Later that evening -- it's got to be the middle of the night by now -- Smith & Wesson return to The Sandover Tower toting gym bags stuffed with a hastily assembled array of ghost-hunting materiel, and after they've set their cells to walkie-talkie mode (you can do that? How fucking annoying) they decide to search for any personal items Sandover might have left behind in his old office in order to burn the things, of course, thereby ridding the office of its imperious and infernal former owner for good. They find nothing, and even worse, Sam Wesson's caught by a security guard -- why the security guard wasn't aware they entered the building in the first place, I'll never know -- so Dean Smith's forced to figure out a plan on his own while the runty little Canadian-accented security guard drags the 15-foot-tall portent of tech support doom downstairs to talk to the cops.
And then? Why, quite simply the most awesome scene in the entire goddamned episode! "EEEEEEEEEEEEE!" Save your vocal cords, Raoul. "EEEEEEEEEEEEE!" Fine. Shriek yourself hoarse. See if I care. "EEEEEEEEEEEEE!" Oh, Jesus. So, the runty little Canadian-accented security guard loads Sam Wesson into an elevator, and they begin their descent to the lobby. One problem: Around the tenth floor, the car's video screen starts buzzing and blinking and flickering on and off before it simply gives out and starts blasting an endless stream of televisual snow. DUN! And on top of that? The car's occupants can now see their breath. DUN! And on top of that? The elevator shudders to an abrupt stop between the ninth and tenth floors. Dun-dun-DUN! Of course, the runty little Canadian-accented security guard immediately keys the emergency release on the elevator's control panel and pries open the outer doors to find the tenth floor level with his head. "Well, come on," he mutters to his temporary prisoner as the car creaks ominously around them.
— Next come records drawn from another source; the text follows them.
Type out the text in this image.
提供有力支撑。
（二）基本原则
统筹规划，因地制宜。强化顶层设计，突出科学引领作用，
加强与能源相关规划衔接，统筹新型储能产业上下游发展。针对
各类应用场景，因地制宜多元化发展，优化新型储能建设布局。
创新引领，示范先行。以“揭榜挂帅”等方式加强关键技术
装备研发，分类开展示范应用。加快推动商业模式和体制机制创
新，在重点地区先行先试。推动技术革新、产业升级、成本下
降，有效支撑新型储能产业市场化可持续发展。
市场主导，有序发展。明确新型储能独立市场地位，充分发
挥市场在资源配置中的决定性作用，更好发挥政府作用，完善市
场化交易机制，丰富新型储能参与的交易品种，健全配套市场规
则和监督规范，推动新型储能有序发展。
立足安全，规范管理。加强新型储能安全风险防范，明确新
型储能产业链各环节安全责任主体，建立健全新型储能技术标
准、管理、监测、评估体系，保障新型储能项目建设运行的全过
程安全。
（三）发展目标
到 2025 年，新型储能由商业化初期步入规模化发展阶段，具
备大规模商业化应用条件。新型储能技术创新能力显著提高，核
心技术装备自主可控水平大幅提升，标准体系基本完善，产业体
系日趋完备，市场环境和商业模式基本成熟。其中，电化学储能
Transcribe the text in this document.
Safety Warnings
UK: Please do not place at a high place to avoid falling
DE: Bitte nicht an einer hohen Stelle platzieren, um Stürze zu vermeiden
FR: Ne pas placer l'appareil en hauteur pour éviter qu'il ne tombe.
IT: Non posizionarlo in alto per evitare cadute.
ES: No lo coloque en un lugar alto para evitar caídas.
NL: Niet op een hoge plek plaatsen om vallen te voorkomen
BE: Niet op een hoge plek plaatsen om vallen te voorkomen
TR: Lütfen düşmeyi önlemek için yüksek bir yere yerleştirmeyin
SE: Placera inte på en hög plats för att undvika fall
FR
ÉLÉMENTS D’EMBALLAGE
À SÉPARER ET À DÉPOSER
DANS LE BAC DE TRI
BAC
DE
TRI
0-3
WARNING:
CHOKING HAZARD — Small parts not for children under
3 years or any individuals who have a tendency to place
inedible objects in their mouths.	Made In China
Because he is a sane person, Sam Wesson balks. "Let's just wait!" he pleads, quite adorably terror-stricken at the very idea of wriggling out onto the tenth floor, what with the elevator cables sounding like they're about to snap at any second right above his freakishly large head. The runty little Canadian-accented security guard scoffs at Sam Wesson's fear and pushes the upper half of his body out onto the tenth floor, and I swear to God, as this episode was first airing, I thought Sam Wesson was going to reach to give the guy a boost, only to have the elevator fall at that very moment, leaving Sam Wesson standing there holding the guy's severed legs while the runty little Canadian-accented security guard bled to death on the floor outside. "VIOLENCE! WANTON ACTS OF UNREPENTANT VIOLENCE AND..." Raoul! I said, "I thought Sam Wesson blah blah et cetera." That's not what actually happens. "Rats!" Just wait -- what does happen is worth it. "Hooray!"